(WOMENSENEWS)–

Cheers

A new push to appoint a woman as secretary general of the United Nations has begun, the Times of London reported this week. The international body has not had a woman at its helm during its 60-year history and current Secretary General Kofi Annan is expected to step down by the end of this year.

Equality Now, an advocacy group based in New York, is leading the charge to elect a female leader for the U.N. and has floated the names of 18 candidates, including Nobel Prize-winner Aung San Suu Kyi, a Burmese dissident who has been under house arrest since 1989; Helen Clark, the prime minister of New Zealand; and Thoraya Obaid, who currently heads the U.N. Population Fund. Equality Now says that just over 16 percent of under-secretaries general at the U.N. are women, and 37 percent of professional positions or higher at the U.N. are held by women.

The push at the U.N. comes at a time when women’s access to top political jobs is improving worldwide. The Japanese Diet is considering legislation that would allow a woman to succeed to the Chrysanthemum Throne. In New York City, Christine C. Quinn broke ground by becoming the first woman as well as the first openly gay person to be speaker of the city council, the city’s second most powerful position. In Johnstown, N.Y., Sarah Slingerland became the town’s first female mayor Jan. 2, reported the Albany Times-Union. Slingerland chose to take her oath of office using a bible signed by suffragist Elizabeth Cady Stanton, who was born in Johnstown in 1815.
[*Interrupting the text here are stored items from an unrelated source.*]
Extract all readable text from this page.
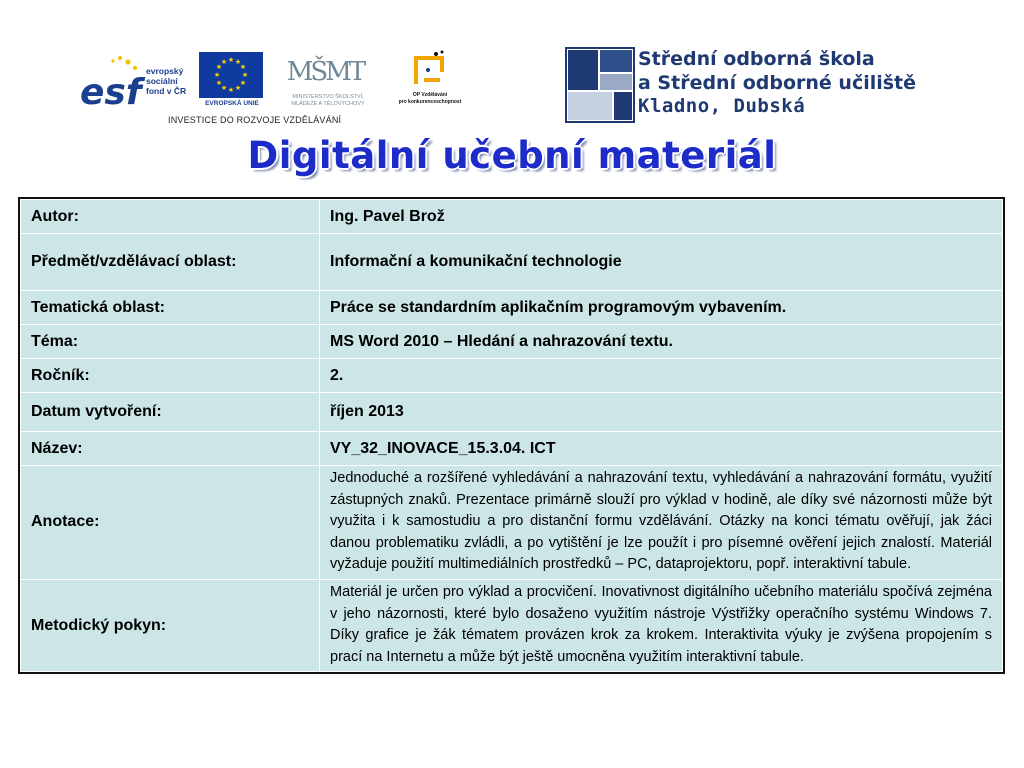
esf
evropský
sociální
fond v ČR
★ ★
★
★
★
★
★
★
★
★
★
★
EVROPSKÁ UNIE
MŠMT
MINISTERSTVO ŠKOLSTVÍ,
MLÁDEŽE A TĚLOVÝCHOVY
OP Vzdělávání
pro konkurenceschopnost
INVESTICE DO ROZVOJE VZDĚLÁVÁNÍ
Střední odborná škola
a Střední odborné učiliště
Kladno, Dubská
Digitální učební materiál
Autor:	Ing. Pavel Brož
Předmět/vzdělávací oblast:	Informační a komunikační technologie
Tematická oblast:	Práce se standardním aplikačním programovým vybavením.
Téma:	MS Word 2010 – Hledání a nahrazování textu.
Ročník:	2.
Datum vytvoření:	říjen 2013
Název:	VY_32_INOVACE_15.3.04. ICT
Anotace:	Jednoduché a rozšířené vyhledávání a nahrazování textu, vyhledávání a nahrazování formátu, využití zástupných znaků. Prezentace primárně slouží pro výklad v hodině, ale díky své názornosti může být využita i k samostudiu a pro distanční formu vzdělávání. Otázky na konci tématu ověřují, jak žáci danou problematiku zvládli, a po vytištění je lze použít i pro písemné ověření jejich znalostí. Materiál vyžaduje použití multimediálních prostředků – PC, dataprojektoru, popř. interaktivní tabule.
Metodický pokyn:	Materiál je určen pro výklad a procvičení. Inovativnost digitálního učebního materiálu spočívá zejména v jeho názornosti, které bylo dosaženo využitím nástroje Výstřižky operačního systému Windows 7. Díky grafice je žák tématem provázen krok za krokem. Interaktivita výuky je zvýšena propojením s prací na Internetu a může být ještě umocněna využitím interaktivní tabule.
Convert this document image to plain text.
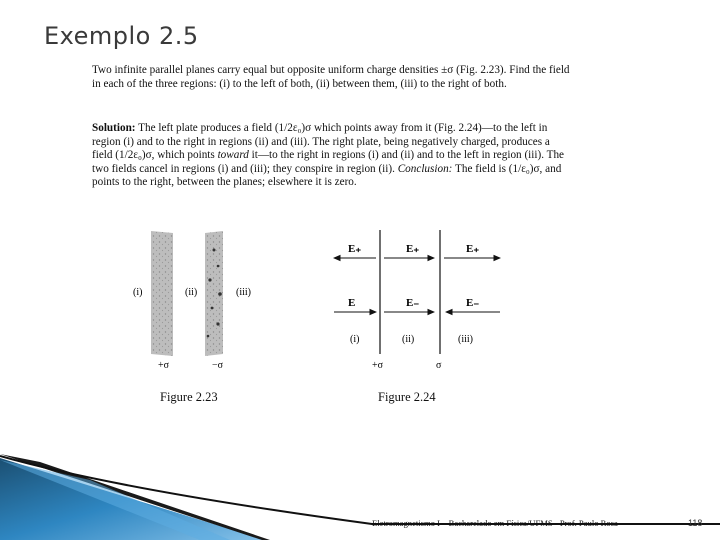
Exemplo 2.5

Two infinite parallel planes carry equal but opposite uniform charge densities ±σ (Fig. 2.23). Find the field in each of the three regions: (i) to the left of both, (ii) between them, (iii) to the right of both.

Solution: The left plate produces a field (1/2ε₀)σ which points away from it (Fig. 2.24)—to the left in region (i) and to the right in regions (ii) and (iii). The right plate, being negatively charged, produces a field (1/2ε₀)σ, which points toward it—to the right in regions (i) and (ii) and to the left in region (iii). The two fields cancel in regions (i) and (iii); they conspire in region (ii). Conclusion: The field is (1/ε₀)σ, and points to the right, between the planes; elsewhere it is zero.

(i)	(ii)	(iii)
+σ	−σ
Figure 2.23
E₊	E₊	E₊
E	E₋	E₋
(i)	(ii)	(iii)
+σ	σ
Figure 2.24
Eletromagnetismo I – Bacharelado em Física/UFMS - Prof. Paulo Rosa	118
Other News to Cheer This Week

  • Abstinence-only education programs "threaten fundamental human rights to health, information and life," according to a position paper in the January issue of the Journal of Adolescent Health. The paper criticizes current federal policy that emphasizes abstinence in sex education programs for U.S. teens and recommends that those programs be replaced with "comprehensive, medically accurate sexuality education." Funding for abstinence-only education has doubled during the Bush administration, according to the Washington Times. The study’s lead author, Dr. John Santelli, a researcher from Columbia University in New York, told the Times that "the problem is not the ‘abstinence’; the problem is the ‘only’."

  • A petition filed with the Inter-American Commission on Human Rights asserts that victims of domestic violence are entitled to protection from their abusers. The American Civil Liberties Union announced Dec. 27 that it has taken up the case of Jessica Gonzalez, a Colorado woman whose three children were murdered by her estranged husband after police failed to respond to her calls that he was violating a restraining order.

  • President Bush signed into law Thursday legislation that pays for new and existing programs that aid victims of domestic violence. The bill reauthorizes funding for the Violence Against Women Act, originally passed in 1994. It authorizes $3.9 billion in funding over five years, a 20 percent increase over the amount authorized in 2000. Actual funding levels will be determined by appropriators.

  • Contributions to the U.N. Population Fund reached record levels last year, reported the United Nations, and the number of countries contributing funds to the reproductive health and women’s rights agency were also the highest ever. Contributions totaled $350 million in 2005. Most of the top donor countries were European, but every nation in Africa also made pledges.

    In the meantime, Jane Roberts, a Women’s eNews 21 Leader for the 21st Century 2004, has published "34 Million Friends of the Women of the World." Roberts co-founded a campaign to benefit the U.N. Population Fund in 2002 after the Bush administration withheld $34 million in funding from the agency. The book and Robert’s grassroots organization calls on individuals to replace the funds the U.S. has refused to provide each year of the Bush administration.